OverStrike control character

Harriet Riddle harjitmoe at outlook.com
Tue Jun 16 15:43:15 CDT 2020

> Your equivalence calls for <l, OVERSTRIKE, m> and
> > <m, OVERSTRIKE, l> to have the same advance width.
> > 
> Right, exactly. Why's that a problem?

Because with how things usually work currently (in something like Roman or Greek, at any rate), the text renderer will make space for the first character first, and then position any following combining diacritics in that space. That is to say, the anchor point is a point inside the space allocated for the base character, and the diacritics are positioned so their anchors are at that point. The combining diacritics themselves have zero advance width, and no space is allocated for them; in the absence of anchors, they just poke over the previous character and (somewhat optimistically) hope for the best.

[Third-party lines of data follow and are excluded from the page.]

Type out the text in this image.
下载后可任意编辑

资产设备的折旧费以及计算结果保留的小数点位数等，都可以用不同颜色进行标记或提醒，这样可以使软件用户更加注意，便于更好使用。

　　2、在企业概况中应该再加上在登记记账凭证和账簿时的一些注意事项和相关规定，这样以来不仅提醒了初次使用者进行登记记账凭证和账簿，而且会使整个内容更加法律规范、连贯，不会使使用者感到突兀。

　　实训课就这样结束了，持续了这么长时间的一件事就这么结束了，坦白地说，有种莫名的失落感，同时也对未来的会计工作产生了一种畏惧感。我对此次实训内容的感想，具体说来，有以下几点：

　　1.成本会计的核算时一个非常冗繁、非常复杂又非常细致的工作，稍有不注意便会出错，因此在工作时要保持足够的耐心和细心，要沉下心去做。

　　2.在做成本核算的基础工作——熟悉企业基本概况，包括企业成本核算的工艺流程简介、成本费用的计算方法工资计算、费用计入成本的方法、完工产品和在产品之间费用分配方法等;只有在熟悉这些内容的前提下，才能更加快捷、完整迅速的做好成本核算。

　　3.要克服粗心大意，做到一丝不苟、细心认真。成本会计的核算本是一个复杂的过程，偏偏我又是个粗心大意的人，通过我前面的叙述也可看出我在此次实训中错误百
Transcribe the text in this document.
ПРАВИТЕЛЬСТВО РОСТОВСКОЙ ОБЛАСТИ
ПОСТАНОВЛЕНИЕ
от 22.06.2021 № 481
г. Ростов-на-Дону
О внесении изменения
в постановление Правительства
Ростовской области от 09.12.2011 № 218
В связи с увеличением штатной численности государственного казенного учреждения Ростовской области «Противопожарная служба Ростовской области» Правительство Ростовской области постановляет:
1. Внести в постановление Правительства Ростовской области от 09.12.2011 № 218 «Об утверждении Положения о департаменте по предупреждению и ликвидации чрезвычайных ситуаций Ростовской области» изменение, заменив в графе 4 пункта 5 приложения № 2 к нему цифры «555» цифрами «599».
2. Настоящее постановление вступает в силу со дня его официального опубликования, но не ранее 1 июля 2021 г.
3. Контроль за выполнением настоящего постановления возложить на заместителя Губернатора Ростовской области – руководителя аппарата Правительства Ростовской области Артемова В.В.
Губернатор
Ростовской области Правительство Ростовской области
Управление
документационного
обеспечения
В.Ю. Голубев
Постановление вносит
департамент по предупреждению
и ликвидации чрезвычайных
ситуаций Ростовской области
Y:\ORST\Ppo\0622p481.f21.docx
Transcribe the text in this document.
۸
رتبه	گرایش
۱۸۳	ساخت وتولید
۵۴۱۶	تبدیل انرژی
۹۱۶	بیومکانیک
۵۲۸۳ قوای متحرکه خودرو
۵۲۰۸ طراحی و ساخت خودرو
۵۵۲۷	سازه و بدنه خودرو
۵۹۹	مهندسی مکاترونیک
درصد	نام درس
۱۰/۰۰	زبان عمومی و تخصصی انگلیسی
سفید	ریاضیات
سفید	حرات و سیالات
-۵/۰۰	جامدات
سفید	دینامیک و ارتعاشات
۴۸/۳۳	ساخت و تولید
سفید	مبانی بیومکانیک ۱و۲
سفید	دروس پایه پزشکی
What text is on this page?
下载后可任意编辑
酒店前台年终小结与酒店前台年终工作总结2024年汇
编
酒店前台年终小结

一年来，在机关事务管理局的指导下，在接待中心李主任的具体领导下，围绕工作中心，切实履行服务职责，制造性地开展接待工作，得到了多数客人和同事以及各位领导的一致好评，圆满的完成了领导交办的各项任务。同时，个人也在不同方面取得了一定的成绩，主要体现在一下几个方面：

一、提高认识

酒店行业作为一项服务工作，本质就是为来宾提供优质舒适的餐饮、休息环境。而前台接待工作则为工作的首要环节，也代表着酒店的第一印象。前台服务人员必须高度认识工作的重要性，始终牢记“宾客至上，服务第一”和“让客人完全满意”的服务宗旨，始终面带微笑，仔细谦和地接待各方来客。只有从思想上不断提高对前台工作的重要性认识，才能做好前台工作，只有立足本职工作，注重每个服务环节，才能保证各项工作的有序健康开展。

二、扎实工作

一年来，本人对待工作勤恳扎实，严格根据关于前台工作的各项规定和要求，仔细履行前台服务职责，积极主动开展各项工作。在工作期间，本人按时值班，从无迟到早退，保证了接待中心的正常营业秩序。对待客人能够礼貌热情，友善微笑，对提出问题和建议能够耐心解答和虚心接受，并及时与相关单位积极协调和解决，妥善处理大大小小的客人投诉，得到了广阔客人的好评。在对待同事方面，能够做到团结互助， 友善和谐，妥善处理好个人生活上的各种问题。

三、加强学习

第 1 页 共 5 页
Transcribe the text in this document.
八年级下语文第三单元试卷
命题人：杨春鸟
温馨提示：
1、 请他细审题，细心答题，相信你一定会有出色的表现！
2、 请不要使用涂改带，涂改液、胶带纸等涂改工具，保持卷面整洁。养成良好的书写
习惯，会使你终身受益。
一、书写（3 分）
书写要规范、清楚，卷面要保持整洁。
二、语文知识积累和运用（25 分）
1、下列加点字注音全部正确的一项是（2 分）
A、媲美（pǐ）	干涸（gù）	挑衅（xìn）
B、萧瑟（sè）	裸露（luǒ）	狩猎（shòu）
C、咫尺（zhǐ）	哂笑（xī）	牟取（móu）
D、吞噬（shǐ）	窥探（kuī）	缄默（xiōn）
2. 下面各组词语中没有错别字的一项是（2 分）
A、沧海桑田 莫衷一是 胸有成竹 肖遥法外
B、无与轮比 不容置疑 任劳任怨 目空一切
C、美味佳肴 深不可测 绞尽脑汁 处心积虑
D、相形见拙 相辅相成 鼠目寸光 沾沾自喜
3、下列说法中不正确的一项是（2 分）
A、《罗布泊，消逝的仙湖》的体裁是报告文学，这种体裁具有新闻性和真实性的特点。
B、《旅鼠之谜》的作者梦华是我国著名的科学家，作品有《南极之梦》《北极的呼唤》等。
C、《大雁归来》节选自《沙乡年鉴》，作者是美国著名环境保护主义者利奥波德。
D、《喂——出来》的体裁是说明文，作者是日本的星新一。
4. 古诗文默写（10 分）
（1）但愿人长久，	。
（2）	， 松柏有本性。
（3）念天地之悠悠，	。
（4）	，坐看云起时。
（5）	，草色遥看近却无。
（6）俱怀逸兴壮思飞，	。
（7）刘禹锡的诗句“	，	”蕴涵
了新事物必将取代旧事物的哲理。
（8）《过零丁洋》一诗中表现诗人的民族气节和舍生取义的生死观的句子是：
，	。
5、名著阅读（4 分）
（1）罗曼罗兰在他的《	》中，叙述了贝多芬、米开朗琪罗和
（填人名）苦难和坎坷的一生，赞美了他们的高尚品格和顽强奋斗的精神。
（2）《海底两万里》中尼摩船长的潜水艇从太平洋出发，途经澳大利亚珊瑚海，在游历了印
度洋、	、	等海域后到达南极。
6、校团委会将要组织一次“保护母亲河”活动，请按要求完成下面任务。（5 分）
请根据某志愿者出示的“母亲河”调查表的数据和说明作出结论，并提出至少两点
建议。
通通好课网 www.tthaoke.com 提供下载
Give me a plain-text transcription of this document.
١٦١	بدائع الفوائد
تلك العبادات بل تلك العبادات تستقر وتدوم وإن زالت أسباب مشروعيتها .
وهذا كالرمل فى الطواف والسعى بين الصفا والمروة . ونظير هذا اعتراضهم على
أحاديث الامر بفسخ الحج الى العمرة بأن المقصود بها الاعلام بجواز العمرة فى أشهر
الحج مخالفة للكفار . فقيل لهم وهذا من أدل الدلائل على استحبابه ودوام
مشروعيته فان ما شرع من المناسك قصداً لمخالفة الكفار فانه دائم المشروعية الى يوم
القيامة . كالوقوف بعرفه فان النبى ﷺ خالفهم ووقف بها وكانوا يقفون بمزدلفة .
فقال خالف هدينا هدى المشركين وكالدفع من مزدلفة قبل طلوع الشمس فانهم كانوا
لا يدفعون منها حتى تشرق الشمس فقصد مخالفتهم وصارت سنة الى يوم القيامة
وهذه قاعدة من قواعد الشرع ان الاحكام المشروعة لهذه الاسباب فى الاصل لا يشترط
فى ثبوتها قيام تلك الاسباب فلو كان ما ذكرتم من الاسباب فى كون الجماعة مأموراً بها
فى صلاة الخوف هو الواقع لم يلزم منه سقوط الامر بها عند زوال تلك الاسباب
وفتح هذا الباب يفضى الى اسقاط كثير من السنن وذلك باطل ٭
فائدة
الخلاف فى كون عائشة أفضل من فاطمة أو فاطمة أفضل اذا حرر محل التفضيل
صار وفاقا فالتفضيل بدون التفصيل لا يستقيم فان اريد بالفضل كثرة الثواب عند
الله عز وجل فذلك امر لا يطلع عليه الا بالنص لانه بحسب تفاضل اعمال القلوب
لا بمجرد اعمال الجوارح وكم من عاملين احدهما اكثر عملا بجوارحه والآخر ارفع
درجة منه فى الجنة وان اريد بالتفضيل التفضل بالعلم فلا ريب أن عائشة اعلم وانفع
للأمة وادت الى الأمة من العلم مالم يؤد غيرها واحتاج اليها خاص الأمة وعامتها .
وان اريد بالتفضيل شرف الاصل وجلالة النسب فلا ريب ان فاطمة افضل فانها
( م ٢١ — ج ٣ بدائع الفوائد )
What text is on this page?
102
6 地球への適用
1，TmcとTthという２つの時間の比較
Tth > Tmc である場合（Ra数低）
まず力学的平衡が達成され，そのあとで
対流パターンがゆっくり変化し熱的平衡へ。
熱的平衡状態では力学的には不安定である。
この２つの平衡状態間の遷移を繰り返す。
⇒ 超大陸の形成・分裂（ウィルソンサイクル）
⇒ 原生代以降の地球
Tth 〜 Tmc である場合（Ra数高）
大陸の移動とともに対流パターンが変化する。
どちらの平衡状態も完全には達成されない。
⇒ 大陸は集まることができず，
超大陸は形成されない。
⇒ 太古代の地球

So if, say, <OVS>m and <OVS>l were treated just as postfix combining diacritics are today, the m in l<OVS>m would significantly poke out of both sides of the space allocated for the l. Whereas m<OVS>l would not do that (since the space is allocated for the m, which is the wider of the two), and hence they wouldn't display the same way.

In terms of use of <BS> for this in e.g. 7-bit ASCII, this works only because the output device is using a fixed width font such as Courier, and so doesn't have to worry about this sort of thing.

Obviously, there are some existing exceptions to this being how combining characters work (e.g. some Tamil vowel marks actually display in-line before the base character, and so shove it forward in the line despite being encoded after it). But these exceptions pose an implementation burden, requiring the layout engine to actively support these scripts.